Vercel’s CEO said companies are no longer relying on a single AI lab for all their needs.
“Last year, there were a lot of people picking one lab partner — saying they would build everything on OpenAI or Anthropic,” chief executive Guillermo Rauch said in a Monday interview with TechCrunch.
But he said that companies now understand how each part of the AI stack works — from model, harness, data platform, sandbox, and gateway — and “every piece is plug and play.”
“You can use OpenAI, you can use Anthropic, or you can use Gemini,” he added. He said he’s seeing a lot of growth in Gemini in particular, because Gemini models have “awesome price/performance characteristics” when scaling up.
Chinese models like DeepSeek and Z.ai’s GLM-5.2 are also seeing rapid adoption, he said.
Rauch added that last year was “all about prototyping” for AI, where everyone built AI agents. Now, companies are “getting into the realities of agents in production, and some of the challenges.”
Vercel, which is based in San Francisco, is a cloud platform that helps developers host and launch websites and apps.
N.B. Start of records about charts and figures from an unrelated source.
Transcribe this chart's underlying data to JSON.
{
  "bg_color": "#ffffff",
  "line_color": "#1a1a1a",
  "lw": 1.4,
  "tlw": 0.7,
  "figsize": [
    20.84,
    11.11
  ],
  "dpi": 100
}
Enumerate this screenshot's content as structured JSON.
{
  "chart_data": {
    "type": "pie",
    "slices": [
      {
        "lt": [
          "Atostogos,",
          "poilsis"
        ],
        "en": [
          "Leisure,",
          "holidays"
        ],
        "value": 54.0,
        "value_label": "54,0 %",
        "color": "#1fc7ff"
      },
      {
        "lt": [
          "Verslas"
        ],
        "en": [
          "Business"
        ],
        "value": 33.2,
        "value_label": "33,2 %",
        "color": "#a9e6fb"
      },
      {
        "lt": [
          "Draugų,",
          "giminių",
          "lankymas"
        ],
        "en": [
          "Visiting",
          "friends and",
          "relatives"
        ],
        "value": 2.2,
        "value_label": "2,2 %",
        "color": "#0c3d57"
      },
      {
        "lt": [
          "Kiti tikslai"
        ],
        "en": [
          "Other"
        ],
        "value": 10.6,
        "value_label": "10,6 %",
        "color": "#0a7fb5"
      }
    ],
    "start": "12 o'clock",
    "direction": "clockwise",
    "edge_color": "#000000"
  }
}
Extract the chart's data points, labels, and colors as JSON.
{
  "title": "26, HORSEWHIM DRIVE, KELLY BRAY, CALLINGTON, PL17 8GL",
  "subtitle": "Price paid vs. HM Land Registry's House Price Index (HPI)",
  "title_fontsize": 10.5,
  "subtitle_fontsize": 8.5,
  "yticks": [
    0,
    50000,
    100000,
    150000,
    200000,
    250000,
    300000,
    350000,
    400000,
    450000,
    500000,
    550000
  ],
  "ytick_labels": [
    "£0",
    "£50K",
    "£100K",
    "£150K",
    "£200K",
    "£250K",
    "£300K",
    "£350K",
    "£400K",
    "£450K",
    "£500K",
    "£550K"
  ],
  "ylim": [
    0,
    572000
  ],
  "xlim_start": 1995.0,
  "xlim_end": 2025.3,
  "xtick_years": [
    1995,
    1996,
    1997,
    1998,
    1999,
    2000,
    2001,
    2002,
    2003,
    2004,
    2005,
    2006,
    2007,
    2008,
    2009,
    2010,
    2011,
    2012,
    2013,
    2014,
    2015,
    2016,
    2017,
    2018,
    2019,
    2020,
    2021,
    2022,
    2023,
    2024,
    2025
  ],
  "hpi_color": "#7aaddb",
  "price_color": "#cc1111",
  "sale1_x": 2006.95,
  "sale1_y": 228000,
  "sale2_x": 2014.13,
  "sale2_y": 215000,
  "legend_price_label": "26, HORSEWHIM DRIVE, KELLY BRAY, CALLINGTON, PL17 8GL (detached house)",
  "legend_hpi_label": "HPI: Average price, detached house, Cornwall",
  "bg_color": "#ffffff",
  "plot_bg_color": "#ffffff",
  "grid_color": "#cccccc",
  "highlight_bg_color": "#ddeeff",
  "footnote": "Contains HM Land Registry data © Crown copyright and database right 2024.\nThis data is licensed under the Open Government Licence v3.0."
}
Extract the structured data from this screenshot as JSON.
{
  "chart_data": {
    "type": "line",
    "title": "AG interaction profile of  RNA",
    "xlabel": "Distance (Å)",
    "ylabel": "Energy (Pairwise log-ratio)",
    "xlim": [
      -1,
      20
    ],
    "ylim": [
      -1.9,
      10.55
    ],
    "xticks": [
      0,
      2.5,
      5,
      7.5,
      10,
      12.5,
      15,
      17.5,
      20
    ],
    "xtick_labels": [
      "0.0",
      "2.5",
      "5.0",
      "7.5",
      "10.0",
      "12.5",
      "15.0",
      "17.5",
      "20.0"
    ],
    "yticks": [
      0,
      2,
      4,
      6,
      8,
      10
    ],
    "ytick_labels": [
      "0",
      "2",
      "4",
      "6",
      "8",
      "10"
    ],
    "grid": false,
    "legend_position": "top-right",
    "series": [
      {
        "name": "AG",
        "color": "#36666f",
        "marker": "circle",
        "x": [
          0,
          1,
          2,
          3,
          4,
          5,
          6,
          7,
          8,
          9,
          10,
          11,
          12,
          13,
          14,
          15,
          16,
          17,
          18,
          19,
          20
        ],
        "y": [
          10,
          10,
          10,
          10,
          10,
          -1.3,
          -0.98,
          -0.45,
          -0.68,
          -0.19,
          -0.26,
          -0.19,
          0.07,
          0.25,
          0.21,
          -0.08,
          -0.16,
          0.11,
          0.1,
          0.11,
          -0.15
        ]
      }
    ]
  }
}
The executive’s comments come as companies are coming around to the realization that money spent on AI is not directly translating to more value shipped for customers. The days of urging employees to burn as many AI tokens as possible are over, and companies are now thinking about how to cut back on spending or use AI more efficiently.
Coinbase CEO Brian Armstrong said in an X post in June that he was experimenting with using Chinese LLMs like GLM-5.2 and Kimi AI’s K2.7 as defaults, which are cheaper than those by American AI labs like Anthropic and OpenAI.
He also talked about model routing — routing his engineers’ prompts to the most appropriate models for the task at hand, so as not to use expensive frontier models for simple tasks.
Rauch’s comment on companies partnering with different AI labs for different tasks is similar to how companies used to pick one major cloud provider, such as Amazon Web Services or Microsoft Azure, but have since adopted multi-cloud strategies to avoid reliance on a single vendor and optimize costs.